Spectator Sport | 1 March 2008

Money talks in Mumbai

issue 01 March 2008

With Shilpa Shetty, Lachlan Murdoch, Aussie feist-meister Andrew Symonds and more Indian billionaires than you can shake a stump at, the eye-watering player-auction for the new Twenty20 Indian Premier League (IPL) in Mumbai last week was never going to be something tailored for the Long Room at Lord’s. But this should be good for cricket, and very good for good cricketers. Money well spent you might say.

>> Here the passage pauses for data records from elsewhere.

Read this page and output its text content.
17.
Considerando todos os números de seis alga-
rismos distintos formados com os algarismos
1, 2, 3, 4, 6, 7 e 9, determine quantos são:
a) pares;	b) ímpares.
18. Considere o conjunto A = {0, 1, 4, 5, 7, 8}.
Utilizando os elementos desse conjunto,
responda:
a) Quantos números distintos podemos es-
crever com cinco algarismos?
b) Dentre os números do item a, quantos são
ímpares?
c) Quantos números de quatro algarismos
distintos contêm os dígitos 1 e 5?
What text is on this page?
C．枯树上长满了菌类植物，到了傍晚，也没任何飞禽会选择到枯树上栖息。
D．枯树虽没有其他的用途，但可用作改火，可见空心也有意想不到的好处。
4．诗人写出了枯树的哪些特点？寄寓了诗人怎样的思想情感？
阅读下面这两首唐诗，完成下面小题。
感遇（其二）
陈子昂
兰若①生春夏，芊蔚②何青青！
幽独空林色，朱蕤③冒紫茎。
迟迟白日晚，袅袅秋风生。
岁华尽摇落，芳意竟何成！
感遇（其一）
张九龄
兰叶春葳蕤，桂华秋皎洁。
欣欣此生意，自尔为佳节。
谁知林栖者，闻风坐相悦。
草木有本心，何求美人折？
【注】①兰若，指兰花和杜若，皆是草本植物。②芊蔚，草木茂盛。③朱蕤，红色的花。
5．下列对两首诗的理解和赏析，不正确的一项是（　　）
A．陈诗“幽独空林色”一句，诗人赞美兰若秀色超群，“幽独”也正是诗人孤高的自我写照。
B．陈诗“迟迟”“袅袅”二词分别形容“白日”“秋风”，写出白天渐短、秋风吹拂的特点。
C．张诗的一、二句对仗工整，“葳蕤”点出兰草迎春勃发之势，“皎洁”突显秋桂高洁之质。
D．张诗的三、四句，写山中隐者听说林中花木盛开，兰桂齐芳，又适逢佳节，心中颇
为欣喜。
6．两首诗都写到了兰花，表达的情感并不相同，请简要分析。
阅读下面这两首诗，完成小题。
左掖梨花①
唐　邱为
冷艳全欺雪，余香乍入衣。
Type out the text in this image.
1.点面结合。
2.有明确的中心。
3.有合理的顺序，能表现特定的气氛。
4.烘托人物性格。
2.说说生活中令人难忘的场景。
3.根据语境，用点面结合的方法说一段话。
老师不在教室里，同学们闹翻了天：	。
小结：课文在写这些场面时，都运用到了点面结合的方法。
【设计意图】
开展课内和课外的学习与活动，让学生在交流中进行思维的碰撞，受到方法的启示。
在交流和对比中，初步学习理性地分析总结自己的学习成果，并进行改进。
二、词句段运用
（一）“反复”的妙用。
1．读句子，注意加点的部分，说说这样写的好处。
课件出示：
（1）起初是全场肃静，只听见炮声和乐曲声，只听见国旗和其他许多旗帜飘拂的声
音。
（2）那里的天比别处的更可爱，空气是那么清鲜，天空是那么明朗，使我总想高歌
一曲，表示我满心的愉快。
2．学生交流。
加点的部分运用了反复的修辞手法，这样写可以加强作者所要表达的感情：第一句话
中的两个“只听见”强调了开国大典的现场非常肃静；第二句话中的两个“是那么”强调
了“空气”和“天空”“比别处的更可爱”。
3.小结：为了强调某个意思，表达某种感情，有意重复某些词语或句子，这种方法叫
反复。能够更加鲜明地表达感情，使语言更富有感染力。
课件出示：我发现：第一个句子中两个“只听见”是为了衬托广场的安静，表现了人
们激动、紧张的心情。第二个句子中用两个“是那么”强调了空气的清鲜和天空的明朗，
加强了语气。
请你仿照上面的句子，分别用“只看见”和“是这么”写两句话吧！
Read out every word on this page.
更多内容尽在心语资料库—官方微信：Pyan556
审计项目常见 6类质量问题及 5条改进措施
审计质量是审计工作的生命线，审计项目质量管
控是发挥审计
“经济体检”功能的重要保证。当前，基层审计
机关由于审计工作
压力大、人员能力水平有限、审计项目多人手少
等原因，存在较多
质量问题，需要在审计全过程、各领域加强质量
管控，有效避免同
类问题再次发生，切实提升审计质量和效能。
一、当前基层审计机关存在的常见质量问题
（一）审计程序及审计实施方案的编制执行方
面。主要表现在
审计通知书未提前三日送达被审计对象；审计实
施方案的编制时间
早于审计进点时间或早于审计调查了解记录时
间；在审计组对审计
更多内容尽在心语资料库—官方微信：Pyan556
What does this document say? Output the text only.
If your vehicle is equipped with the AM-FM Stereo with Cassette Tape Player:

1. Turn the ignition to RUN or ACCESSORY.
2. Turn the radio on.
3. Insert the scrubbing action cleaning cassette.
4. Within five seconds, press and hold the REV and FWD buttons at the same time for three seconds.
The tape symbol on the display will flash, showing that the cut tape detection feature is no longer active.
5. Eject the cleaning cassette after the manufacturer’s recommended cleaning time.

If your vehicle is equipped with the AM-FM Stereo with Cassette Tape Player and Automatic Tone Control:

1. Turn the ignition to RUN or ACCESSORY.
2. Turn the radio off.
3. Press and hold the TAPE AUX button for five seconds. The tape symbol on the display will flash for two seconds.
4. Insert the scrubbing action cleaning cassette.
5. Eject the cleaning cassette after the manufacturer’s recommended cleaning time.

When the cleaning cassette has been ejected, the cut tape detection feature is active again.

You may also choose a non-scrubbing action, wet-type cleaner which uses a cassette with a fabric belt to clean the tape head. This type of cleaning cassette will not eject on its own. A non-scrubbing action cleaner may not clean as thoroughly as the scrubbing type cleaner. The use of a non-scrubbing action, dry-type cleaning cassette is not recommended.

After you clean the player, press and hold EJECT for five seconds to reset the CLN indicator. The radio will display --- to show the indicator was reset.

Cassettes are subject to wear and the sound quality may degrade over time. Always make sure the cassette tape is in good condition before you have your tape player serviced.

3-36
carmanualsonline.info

In case you missed it, some of the world’s best players were sold off to a new set of eight big-city franchises across India — Mumbai, Bangalore, Delhi, Jaipur (where young Lachlan’s Emerging Media owns the team) among others — for mind-blowing sums that put cricket on to the same sort of scale as the Premier League or American Football. India’s one-day captain and keeper M.S. Dhoni has gone (to Chennai) for £770,000 — that’s per year, for three years, for the six weeks of the League from mid-April to June. Do the math, as they say. Biggest priced non-Indian was Symonds (Hyderabad) at about £650,000. His captain Ricky Ponting went for a fraction of that. Ponts (Kolkata) of course has had a good laugh about that. Ha ha! I’m not sure it will be quite so chucklesome when they’re both playing for Australia again. And fellow-Aussie David Hussey (eh?) went for more than his much better-known Test playing brother Michael. Well, serves him right for having such an annoying nickname as ‘Mister Cricket’.

So what’s not to like? There are faint twitterings that this will mean the end of Test cricket. Oh please. Whenever there’s a controversy in sport, the answer is almost invariably television. So Twenty20 is perfect for TV: short, highly sponsored, and a big audience.